Machinery etiquette says it would be pretty rude to just barge in and ask about the machine cold turkey. That would be so telemarketing like. So what I needed to do was plant a little tree and water it some to see if a opportunity would sprout. Now just to clear things up, none of this is shady or underhanded. I made an business observation and acted on it, all quite ethical because I will see these guys all the time.

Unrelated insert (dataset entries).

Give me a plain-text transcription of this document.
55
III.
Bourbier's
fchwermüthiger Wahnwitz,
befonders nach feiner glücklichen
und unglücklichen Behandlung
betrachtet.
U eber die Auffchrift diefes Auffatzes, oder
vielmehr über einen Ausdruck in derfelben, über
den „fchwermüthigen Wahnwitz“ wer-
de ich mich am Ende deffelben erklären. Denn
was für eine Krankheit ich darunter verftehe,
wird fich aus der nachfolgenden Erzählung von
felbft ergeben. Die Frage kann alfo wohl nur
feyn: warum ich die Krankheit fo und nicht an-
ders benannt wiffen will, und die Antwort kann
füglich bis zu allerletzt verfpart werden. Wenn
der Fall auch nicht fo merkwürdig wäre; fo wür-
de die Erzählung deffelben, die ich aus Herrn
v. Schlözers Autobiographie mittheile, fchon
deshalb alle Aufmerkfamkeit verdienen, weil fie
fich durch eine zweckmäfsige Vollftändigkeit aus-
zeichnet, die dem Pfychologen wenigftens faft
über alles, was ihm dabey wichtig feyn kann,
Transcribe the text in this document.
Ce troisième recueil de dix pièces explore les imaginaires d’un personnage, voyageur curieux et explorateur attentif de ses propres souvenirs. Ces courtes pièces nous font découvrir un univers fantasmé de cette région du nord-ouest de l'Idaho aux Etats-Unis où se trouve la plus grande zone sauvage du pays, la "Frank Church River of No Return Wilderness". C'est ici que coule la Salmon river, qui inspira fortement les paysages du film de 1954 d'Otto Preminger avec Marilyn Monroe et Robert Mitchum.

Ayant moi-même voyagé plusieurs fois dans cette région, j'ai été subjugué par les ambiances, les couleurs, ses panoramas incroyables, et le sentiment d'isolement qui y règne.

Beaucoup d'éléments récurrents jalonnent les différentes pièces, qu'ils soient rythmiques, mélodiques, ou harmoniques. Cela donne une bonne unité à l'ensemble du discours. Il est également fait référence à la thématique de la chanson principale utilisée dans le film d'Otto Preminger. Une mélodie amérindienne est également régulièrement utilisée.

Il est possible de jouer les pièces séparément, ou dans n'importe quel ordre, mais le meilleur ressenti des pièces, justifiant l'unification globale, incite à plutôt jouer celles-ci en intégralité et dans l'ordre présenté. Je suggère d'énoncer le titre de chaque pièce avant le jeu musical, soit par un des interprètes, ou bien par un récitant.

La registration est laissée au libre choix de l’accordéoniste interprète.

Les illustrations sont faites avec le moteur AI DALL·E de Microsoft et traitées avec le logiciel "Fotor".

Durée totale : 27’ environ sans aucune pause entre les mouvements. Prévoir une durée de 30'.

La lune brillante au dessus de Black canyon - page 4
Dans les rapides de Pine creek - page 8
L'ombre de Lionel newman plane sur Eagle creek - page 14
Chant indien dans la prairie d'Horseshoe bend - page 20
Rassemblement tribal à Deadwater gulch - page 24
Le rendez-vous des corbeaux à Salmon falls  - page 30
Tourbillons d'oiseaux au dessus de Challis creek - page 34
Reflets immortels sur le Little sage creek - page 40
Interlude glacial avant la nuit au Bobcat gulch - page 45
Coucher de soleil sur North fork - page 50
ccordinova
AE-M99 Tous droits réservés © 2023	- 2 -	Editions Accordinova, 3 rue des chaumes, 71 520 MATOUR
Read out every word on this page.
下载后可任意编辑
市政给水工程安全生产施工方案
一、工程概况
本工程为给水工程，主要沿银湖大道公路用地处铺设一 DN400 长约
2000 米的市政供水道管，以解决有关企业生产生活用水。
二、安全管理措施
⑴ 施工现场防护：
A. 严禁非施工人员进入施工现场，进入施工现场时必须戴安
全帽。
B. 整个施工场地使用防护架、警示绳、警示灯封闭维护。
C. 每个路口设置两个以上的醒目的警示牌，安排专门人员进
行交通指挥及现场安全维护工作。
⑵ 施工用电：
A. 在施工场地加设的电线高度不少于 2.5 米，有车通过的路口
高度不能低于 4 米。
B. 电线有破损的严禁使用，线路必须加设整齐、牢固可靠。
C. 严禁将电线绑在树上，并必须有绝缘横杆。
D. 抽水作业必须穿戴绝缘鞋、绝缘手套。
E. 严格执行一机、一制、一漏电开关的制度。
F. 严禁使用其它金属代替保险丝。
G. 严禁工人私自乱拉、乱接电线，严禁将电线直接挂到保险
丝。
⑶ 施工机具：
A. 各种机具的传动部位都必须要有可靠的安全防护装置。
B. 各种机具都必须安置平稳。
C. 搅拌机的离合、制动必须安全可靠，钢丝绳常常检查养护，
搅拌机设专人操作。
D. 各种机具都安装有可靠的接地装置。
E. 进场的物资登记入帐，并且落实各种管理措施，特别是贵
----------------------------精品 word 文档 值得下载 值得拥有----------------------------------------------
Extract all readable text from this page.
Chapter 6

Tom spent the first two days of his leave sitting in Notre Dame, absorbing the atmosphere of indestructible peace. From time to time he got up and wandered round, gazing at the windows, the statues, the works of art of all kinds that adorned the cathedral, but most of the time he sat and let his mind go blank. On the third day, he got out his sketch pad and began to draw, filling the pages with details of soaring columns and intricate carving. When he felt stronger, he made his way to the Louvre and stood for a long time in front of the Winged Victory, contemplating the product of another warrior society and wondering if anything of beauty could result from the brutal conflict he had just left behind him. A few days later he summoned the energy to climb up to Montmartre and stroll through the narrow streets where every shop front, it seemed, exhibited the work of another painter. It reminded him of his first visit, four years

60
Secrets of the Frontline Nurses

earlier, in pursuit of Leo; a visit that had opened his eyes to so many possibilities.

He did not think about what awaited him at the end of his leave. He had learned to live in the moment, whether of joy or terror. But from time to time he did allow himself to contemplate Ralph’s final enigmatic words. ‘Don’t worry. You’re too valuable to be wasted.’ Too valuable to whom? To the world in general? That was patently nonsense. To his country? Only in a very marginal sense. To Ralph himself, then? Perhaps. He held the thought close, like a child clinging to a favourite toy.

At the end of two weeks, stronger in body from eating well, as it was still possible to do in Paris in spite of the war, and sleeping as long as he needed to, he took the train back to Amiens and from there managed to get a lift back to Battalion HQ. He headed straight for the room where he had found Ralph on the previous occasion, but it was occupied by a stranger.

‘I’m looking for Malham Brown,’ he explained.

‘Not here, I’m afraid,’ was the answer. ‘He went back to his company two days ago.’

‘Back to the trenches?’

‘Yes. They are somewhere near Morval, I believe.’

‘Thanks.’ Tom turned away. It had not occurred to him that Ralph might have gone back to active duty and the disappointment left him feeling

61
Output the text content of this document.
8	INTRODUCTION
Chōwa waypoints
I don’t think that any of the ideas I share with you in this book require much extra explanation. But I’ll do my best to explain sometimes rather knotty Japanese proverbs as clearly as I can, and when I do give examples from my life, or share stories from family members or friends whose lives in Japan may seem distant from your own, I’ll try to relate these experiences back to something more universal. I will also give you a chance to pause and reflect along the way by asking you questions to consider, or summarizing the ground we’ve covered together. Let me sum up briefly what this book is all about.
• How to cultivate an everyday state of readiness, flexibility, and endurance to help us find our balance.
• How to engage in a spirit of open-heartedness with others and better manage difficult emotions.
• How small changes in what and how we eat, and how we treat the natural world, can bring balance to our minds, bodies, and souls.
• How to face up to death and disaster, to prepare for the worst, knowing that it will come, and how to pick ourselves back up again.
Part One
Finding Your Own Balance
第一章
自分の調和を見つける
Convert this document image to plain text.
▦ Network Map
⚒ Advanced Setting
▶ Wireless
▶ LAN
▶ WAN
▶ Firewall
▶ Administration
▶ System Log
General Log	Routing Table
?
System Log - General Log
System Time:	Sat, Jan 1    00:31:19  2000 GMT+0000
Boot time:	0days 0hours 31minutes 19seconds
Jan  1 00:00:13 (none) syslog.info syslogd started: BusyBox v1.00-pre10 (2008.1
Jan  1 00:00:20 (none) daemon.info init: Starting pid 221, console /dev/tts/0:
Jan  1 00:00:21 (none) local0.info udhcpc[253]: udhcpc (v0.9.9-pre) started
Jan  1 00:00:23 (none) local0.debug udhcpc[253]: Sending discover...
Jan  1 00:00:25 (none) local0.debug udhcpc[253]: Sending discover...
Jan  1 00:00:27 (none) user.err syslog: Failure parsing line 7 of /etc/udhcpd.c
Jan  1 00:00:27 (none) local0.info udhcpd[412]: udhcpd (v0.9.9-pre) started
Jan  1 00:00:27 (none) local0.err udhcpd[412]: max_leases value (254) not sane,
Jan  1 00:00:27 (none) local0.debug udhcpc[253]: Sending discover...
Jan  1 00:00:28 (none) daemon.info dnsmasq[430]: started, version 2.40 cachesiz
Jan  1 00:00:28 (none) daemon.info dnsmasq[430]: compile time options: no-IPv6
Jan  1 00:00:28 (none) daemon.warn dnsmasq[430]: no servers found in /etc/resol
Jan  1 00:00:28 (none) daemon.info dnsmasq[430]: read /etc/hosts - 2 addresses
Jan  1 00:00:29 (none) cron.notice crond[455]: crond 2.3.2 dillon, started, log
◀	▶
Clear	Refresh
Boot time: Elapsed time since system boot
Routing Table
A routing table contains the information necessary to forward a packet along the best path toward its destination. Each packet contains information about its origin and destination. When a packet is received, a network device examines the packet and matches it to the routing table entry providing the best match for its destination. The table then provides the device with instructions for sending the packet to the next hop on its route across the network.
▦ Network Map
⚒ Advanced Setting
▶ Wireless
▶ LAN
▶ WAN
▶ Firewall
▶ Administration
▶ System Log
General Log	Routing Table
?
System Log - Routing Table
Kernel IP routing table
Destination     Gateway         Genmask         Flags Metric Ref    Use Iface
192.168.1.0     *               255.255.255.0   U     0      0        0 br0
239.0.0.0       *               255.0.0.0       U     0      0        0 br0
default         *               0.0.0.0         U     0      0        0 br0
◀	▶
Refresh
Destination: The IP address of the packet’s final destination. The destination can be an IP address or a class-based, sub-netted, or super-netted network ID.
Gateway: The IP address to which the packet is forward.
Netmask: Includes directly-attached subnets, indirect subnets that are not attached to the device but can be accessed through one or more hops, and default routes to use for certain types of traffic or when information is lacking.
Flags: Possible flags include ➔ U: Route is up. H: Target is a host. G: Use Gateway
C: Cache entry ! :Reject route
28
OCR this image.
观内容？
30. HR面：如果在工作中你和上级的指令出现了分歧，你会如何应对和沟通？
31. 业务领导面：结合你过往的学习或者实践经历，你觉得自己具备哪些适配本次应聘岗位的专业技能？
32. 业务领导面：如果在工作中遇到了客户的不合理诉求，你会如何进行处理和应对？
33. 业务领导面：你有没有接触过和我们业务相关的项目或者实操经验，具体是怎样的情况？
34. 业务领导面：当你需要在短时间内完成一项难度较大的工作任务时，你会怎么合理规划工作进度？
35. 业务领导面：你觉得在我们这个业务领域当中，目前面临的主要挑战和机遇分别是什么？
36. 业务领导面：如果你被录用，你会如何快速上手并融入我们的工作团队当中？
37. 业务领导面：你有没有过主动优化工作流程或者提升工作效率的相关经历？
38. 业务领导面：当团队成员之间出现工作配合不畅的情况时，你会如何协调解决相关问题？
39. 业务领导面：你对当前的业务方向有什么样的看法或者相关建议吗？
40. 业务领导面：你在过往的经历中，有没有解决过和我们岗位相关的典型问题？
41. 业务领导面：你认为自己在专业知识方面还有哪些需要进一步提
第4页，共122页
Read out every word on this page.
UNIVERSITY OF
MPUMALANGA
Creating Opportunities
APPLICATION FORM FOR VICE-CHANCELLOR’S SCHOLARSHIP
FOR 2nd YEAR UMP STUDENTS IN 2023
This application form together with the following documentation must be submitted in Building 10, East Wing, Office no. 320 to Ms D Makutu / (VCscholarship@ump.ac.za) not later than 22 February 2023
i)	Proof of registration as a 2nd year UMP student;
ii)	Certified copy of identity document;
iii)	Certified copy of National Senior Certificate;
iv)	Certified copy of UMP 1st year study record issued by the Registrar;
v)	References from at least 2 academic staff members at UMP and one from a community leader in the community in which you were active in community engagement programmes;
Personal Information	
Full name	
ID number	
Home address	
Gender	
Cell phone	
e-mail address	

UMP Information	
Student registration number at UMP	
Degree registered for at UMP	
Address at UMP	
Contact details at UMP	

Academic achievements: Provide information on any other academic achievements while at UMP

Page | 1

To re-establish basic communication I pinged my contact there about an unrelated subject. A legitimate question, but with purposeful timing. A few weeks later I happened to bump into him leaving the office one evening walking the dog again. It was time to plant a little machinery tree and see what happened. I asked about the forklift and what the story was with it outside in mothballs. My contact didn't know but he said he would find out. Perfect. The seed was planted. All I needed to do at this point was be patient.

Meanwhile another possibility came up.
When it rains it pours. The machinery gods apparently finally got my Christmas order form. So at this point I am working on two possible forklift deals. The Toyota has an interesting history. It belongs to a workmate who inherited it from his dad. Its last use was to lift his dad up to the upper level of his house because he couldn't climb the stairs. His dad actually trained the home health care worker how to operate the forklift to move him from ground level up to the second level. Industrial arts teacher. It figures he would find the easiest solution to the problem.

What to do? Each has its advantages and disadvantages. I surely don't need two forklifts.